Bug 61169 - Text with Japanese characters overflows textbox
Summary: Text with Japanese characters overflows textbox
Alias: None
Product: POI
Classification: Unclassified
Component: SL Common (show other bugs)
Version: 3.16-FINAL
Hardware: All All
: P2 normal (vote)
Target Milestone: ---
Assignee: POI Developers List
Depends on:
Blocks: 45140
  Show dependency tree
Reported: 2017-06-09 09:27 UTC by François Beaune
Modified: 2017-07-08 22:26 UTC (History)
0 users

Java repro case (1.45 KB, text/plain)
2017-06-09 09:27 UTC, François Beaune
PowerPoint file generated by repro case (24.97 KB, application/vnd.openxmlformats-officedocument.presentationml.presentation)
2017-06-09 09:28 UTC, François Beaune
Test class with registered font (2.97 KB, text/x-java)
2017-06-17 00:02 UTC, Andreas Beeker
Result when using Apache POI (commit a753adb84805ff0f7b7385905780b07e5fe9e4ab on GitHub) (35.05 KB, image/png)
2017-06-26 13:52 UTC, François Beaune

Note You need to log in before you can comment on or make changes to this bug.
Description François Beaune 2017-06-09 09:27:54 UTC
Created attachment 35041 [details]
Java repro case

When using the XSLF API, text with Japanese characters (left-to-right) overflows the textbox, even when using default styling (default font family, size and style).
Comment 1 François Beaune 2017-06-09 09:28:24 UTC
Created attachment 35042 [details]
PowerPoint file generated by repro case
Comment 2 Andreas Beeker 2017-06-14 22:17:27 UTC
tl;dr: the textbox is too short because of an undefined/unregistered font and there is an issue in calculating the text height / width in POI.

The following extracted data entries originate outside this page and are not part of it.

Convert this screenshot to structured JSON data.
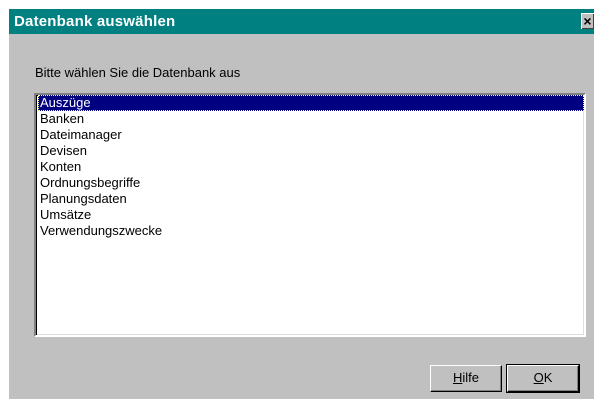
{
  "window": {
    "title": "Datenbank auswählen",
    "close_glyph": "×"
  },
  "prompt": "Bitte wählen Sie die Datenbank aus",
  "list": {
    "selected_index": 0,
    "items": [
      "Auszüge",
      "Banken",
      "Dateimanager",
      "Devisen",
      "Konten",
      "Ordnungsbegriffe",
      "Planungsdaten",
      "Umsätze",
      "Verwendungszwecke"
    ]
  },
  "buttons": {
    "help": {
      "hotkey": "H",
      "rest": "ilfe"
    },
    "ok": {
      "hotkey": "O",
      "rest": "K"
    }
  },
  "colors": {
    "titlebar": "#008080",
    "selection": "#000080",
    "face": "#c0c0c0"
  }
}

There are a few issues with the current rendering code, which also applies for calculating the text height:
- the textbox indents are ignored when the text height is calculated
- you need to register a font having those japanese glyphs in
- my test font (mona) has a textlayout leading of 0, hence the leading need to be fixed somehow

The rendering in Libre Office seems to use some kind of tracking (= opposite of kerning). Although the Tracking attribute can be added to the AttributedString, this is ignored when breaking the text. An alternative to modify the registered font [1] doesn't work.

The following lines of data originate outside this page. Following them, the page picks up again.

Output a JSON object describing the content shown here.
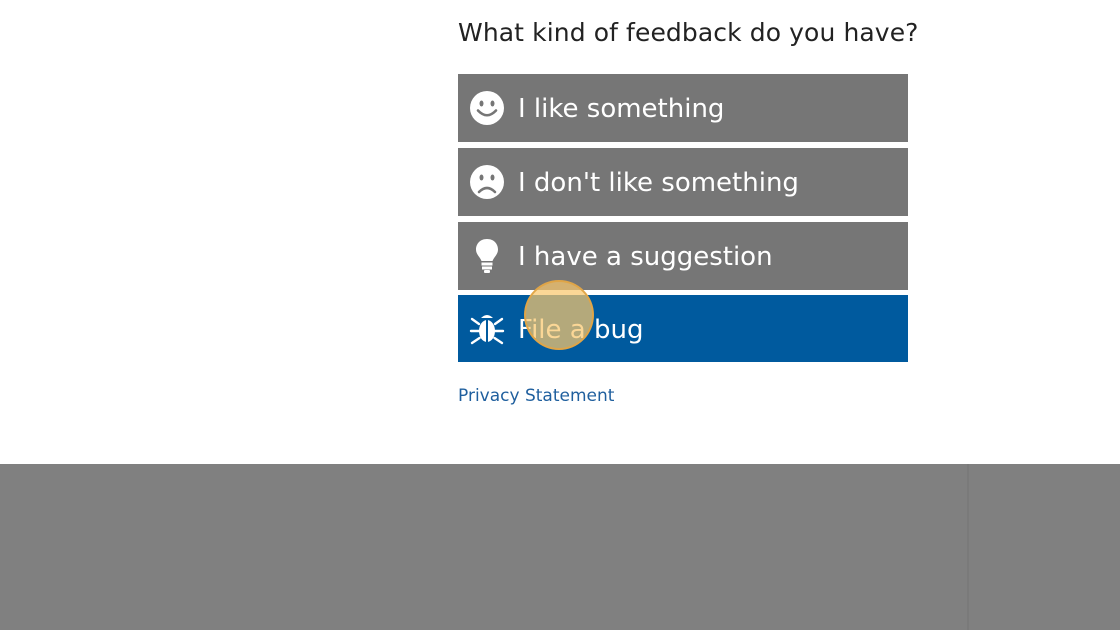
{
  "heading": "What kind of feedback do you have?",
  "options": [
    {
      "label": "I like something",
      "icon": "smiley-face-icon"
    },
    {
      "label": "I don't like something",
      "icon": "frowning-face-icon"
    },
    {
      "label": "I have a suggestion",
      "icon": "lightbulb-icon"
    },
    {
      "label": "File a bug",
      "icon": "bug-icon",
      "selected": true
    }
  ],
  "privacy_link": "Privacy Statement",
  "colors": {
    "option_background": "#767676",
    "selected_background": "#005a9e",
    "link": "#1f5f9e",
    "backdrop": "#808080"
  }
}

[1] https://stackoverflow.com/questions/13229725
Comment 3 Andreas Beeker 2017-06-14 22:23:59 UTC
for the records, the corresponding SO issue:
Comment 4 Andreas Beeker 2017-06-15 16:21:42 UTC
"LineBreakMeasurer does not measure correctly if TextAttribute.TRACKING is set."
(Affects Version/s: 6.0, 7, 8, 8u102, 9)

To recap: Libre Office uses more lines to display the text, because the glyphs are wider spread opposed to the Java rendering. Although the rendering can be modified with the TRACKING attribute, the linebreak measurer is not taking it into account.

Maybe it's possible to copy&adapt the standard linebreak measurer ...
Comment 5 Andreas Beeker 2017-06-17 00:02:33 UTC
Created attachment 35059 [details]
Test class with registered font
Comment 6 Andreas Beeker 2017-06-17 00:06:14 UTC
Added a (partial *) ) fix via r1798986

Lets forget about the tracking issue mentioned above - you need to specify also the "ea" attribute for asian fonts - see my test class.

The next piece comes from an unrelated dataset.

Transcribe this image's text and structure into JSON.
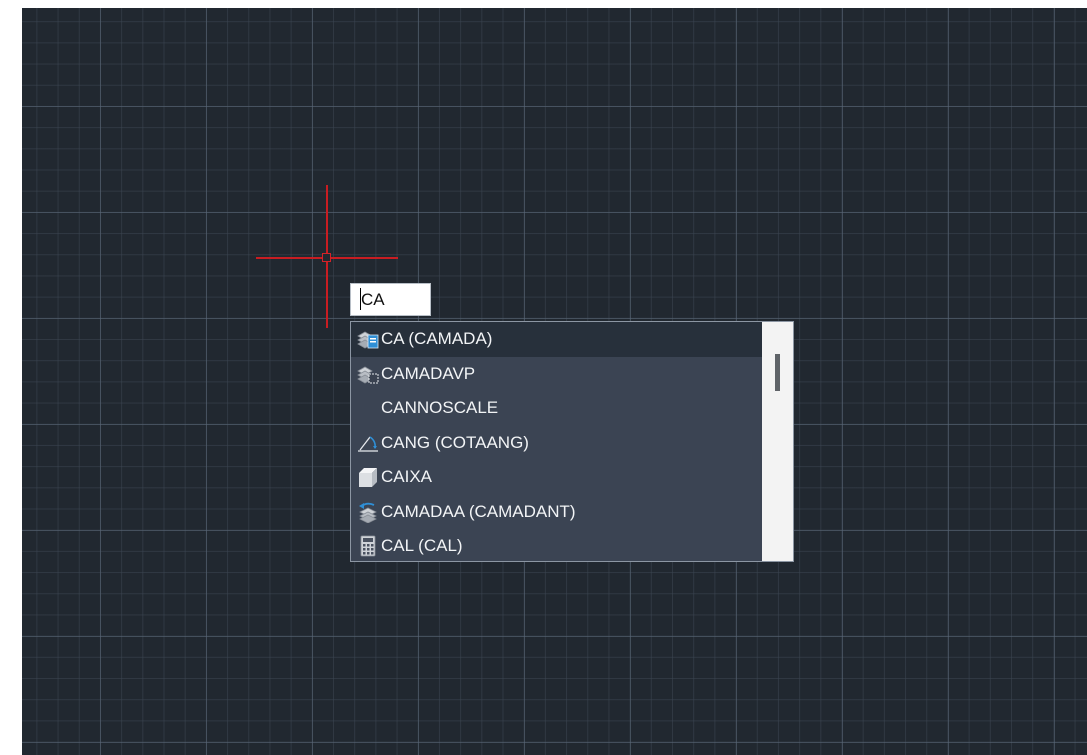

*) ... at least for the Mona font, the rendering output is similar to the libre office dimensions, so I'm closing this now.
Comment 7 François Beaune 2017-06-26 13:49:34 UTC
Thanks for the updates and the fix Andreas. We just tried our repro case with the latest Apache POI cloned from GitHub.

Unfortunately it looks like it doesn't entirely fix our problem. On Windows, there is pretty much no difference between Apache POI 3.16 Final and Git master as of today (with your fix). On Linux, the box is indeed taller but it still doesn't enclose all the text, see my latest attachment.
Comment 8 François Beaune 2017-06-26 13:52:54 UTC
Created attachment 35076 [details]
Result when using Apache POI (commit a753adb84805ff0f7b7385905780b07e5fe9e4ab on GitHub)
Comment 9 Andreas Beeker 2017-07-08 22:26:58 UTC
add resize methods with Graphics argument via r1801329

I still need to provide new methods to specify the charset - for east asian and complex script fonts, otherwise Libre Office and probably also Office don't use the set font family but default to something else, which renders futile any textbox calculation.